MIDLAND COUNTY, Texas (Nexstar)- Midland County District Attorney Laura Nodolf announced that a Lubbock man was sentenced late Thursday to two 11-year terms in prison after being found guilty by a Midland County jury. Those sentences will run concurrently. 

Foster was charged with first degree securities fraud and theft of over $200,000, according to a release. 

Nodolf said the victims were former employees of Baker Hughes around Texas, California, and Germany hoping to make money on wells in New Mexico. All told, the victims invested more than $360,000 with Foster. However, Foster had never acquired the rights to drill on the lease. 

Evidence showed Foster had promoted his investment deal as a joint venture where he would maintain control of all the operations and all the investment money.
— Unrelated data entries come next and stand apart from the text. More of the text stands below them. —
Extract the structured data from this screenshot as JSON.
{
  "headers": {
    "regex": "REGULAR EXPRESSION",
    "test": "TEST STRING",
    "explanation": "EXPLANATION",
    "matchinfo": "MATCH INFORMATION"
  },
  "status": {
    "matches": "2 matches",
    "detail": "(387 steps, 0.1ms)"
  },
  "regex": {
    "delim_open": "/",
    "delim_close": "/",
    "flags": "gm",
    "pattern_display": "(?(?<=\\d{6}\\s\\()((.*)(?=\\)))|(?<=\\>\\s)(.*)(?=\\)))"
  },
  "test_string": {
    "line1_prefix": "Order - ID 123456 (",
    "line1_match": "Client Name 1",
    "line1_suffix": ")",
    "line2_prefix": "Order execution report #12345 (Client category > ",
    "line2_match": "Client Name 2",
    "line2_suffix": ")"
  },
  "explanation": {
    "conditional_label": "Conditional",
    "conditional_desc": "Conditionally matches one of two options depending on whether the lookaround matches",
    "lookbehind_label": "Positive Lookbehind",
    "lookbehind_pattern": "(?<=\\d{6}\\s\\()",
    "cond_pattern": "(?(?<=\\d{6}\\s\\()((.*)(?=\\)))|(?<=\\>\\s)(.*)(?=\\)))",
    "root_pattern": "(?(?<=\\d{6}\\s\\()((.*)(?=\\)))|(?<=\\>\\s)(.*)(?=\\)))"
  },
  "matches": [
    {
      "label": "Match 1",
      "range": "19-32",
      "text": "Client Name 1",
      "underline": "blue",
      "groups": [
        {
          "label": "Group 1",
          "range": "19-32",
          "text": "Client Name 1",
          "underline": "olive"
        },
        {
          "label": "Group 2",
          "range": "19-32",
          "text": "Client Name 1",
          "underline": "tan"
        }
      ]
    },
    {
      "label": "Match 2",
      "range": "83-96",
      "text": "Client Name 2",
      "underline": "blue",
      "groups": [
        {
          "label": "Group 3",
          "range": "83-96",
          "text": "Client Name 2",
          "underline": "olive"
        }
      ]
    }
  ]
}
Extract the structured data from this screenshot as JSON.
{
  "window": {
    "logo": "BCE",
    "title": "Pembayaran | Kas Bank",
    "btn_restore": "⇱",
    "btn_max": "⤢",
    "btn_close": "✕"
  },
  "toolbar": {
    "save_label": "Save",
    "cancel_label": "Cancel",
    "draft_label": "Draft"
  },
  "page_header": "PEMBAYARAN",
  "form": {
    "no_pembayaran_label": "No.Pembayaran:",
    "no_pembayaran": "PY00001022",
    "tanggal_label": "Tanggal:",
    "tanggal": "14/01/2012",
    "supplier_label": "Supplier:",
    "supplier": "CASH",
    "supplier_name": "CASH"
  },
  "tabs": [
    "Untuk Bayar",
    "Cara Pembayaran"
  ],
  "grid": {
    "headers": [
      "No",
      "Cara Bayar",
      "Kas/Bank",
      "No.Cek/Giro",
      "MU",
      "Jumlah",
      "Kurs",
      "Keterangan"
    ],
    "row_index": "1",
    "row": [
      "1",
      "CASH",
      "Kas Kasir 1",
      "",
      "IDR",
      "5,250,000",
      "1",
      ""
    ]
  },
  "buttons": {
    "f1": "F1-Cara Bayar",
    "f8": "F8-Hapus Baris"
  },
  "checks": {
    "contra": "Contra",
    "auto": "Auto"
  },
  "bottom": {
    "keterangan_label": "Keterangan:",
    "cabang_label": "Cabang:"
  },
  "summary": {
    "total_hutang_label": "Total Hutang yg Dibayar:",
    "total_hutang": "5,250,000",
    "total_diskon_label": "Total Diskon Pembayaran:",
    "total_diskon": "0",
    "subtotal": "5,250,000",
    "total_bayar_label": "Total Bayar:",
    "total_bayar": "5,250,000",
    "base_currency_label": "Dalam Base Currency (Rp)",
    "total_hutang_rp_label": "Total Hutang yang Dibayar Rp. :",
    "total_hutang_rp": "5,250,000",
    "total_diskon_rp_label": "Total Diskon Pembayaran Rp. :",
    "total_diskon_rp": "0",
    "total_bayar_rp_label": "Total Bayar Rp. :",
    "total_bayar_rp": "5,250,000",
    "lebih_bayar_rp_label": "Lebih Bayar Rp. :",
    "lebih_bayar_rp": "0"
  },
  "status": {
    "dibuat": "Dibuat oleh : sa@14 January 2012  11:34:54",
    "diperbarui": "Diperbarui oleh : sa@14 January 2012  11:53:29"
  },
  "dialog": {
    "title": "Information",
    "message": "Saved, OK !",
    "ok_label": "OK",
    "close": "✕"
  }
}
If the investors gave him their money, he would drill the well and they could profit on the returns. 

Financial examiners with the State Securities board showed jurors how the investor’s dollars were quickly transferred into accounts controlled only by Foster and then spent on personal expenses like jewelry and a trip to Paris, France. 

Within one year all the investor’s dollars were spent, and Foster was nowhere to be found. 

The German investors, frustrated at the lack of communication and progress on a well they thought was being drilled, contacted attorneys in the United States who submitted the case to the Texas Securities Board before it was forwarded to the Midland District Attorney’s Office.

After sentencing, Foster was taken into custody at Midland County Jail. He will be sent to the Texas Department of Criminal Justice Institutional Division to serve out his sentence.